TLA-Prover: Verifiable TLA+ Specification Synthesis via Preference-Optimized Low-Rank Adaptation#
- Status:
Accepted
- Venue:
ICSOFT 2026 - International Conference on Software Technologies, Porto, Portugal
- Authors:
AI4FM, Loyola University Chicago
- DOI / PDF:
Available upon publication
Abstract#
TLA+ is a formal specification language for verifying distributed systems and safety-critical protocols. Large language models (LLMs) frequently produce TLA+ specifications that fail the TLC model checker for semantic reasons. Across 25 LLMs, the best public baseline is 26.6% syntactic parse and 8.6% semantic model-check. We present TLA-Prover, a 20-billion-parameter model for TLA+ specification synthesis. Training combines supervised fine-tuning (SFT) on verified examples with repair-based group-relative policy optimization (GRPO). In the GRPO stage, the model learns to fix its own rejected specifications. We also train a direct preference optimization (DPO) variant from the same SFT checkpoint as an ablation. TLC provides the reward signal directly, with no learned reward model.

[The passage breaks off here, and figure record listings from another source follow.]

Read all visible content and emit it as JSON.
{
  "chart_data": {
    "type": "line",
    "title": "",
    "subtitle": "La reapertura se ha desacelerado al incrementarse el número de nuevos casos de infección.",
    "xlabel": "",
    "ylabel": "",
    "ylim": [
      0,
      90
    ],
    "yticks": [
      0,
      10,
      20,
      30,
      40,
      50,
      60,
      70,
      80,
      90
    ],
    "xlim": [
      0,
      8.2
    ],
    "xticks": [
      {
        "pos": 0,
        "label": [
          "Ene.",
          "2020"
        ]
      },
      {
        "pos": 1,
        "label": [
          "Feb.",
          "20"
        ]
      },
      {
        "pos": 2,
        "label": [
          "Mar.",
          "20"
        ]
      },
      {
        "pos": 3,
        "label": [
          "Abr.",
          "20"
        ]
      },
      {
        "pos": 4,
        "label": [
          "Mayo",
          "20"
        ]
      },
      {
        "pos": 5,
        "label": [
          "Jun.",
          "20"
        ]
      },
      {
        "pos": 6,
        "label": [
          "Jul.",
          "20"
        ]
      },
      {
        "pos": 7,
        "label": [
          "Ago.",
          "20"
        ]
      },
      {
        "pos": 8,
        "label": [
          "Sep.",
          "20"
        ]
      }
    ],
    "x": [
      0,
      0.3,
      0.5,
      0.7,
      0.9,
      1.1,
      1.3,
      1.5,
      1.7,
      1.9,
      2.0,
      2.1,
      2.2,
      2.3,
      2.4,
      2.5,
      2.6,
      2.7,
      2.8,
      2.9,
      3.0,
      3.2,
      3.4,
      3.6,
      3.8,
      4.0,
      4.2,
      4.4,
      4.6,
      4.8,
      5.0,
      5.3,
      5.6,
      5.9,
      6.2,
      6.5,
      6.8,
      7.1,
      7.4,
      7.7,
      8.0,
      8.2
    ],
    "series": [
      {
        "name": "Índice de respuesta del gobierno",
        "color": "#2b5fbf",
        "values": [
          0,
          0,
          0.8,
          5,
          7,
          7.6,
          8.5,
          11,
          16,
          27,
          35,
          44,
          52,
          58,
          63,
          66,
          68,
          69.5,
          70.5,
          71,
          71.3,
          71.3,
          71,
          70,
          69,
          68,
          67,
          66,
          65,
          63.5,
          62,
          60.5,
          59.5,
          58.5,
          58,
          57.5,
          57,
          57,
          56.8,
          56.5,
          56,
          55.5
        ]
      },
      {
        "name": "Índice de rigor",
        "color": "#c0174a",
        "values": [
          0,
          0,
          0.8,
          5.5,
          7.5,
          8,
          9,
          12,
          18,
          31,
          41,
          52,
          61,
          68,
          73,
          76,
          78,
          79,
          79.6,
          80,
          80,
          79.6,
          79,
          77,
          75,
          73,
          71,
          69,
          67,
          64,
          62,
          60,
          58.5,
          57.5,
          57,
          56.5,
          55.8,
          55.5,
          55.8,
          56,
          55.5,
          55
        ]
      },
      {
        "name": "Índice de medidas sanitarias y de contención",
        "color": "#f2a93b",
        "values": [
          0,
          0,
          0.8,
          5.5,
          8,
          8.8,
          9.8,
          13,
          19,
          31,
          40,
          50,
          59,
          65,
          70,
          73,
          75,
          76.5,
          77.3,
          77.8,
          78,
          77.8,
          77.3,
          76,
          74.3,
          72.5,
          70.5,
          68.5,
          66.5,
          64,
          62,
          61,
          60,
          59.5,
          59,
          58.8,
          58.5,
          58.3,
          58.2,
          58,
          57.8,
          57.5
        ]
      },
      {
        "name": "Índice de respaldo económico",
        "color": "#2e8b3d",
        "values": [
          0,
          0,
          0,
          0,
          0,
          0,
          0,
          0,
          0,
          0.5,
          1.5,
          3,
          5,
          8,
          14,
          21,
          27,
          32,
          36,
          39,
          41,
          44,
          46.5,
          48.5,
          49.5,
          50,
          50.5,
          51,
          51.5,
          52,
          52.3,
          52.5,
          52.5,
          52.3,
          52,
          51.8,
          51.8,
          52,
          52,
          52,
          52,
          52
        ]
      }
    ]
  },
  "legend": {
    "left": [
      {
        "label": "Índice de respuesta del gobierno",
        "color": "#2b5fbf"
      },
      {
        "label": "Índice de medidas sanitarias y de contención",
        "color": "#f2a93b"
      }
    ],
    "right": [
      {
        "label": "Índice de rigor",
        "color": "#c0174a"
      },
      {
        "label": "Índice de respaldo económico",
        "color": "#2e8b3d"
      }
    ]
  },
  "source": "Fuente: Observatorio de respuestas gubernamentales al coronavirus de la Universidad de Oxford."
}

Four tiers grade each output: Bronze (parses), Silver (no warnings), Gold (passes TLC), and Diamond. To reach Diamond, the model’s correctness property is automatically altered in a small way; TLC must then detect a violation. If TLC still passes, the property was always-true and contributes nothing; the output fails Diamond. TLA-Prover reaches 9/30 (pass@1 = 30%) at both Gold and Diamond on a held-out 30-problem benchmark. This is roughly 3.5× the 8.6% untuned baseline. The DPO variant reaches 20% at Diamond. Gold and Diamond coincide at every checkpoint, preventing the trivial-property failure mode.
Key Results#
Metric |
Result |
|---|---|
Syntactic correctness — best public baseline |
26.6% |
Semantic correctness — best public baseline (8.6% untuned) |
8.6% |
TLA-Prover Gold (passes TLC) pass@1 |
30% |
TLA-Prover Diamond pass@1 |
30% |
DPO variant Diamond pass@1 |
20% |
Improvement over untuned baseline |
~3.5× |
Training Approach#
Supervised Fine-Tuning (SFT) The model is first trained on a curated set of verified TLA+ specifications to establish a strong syntactic and semantic foundation.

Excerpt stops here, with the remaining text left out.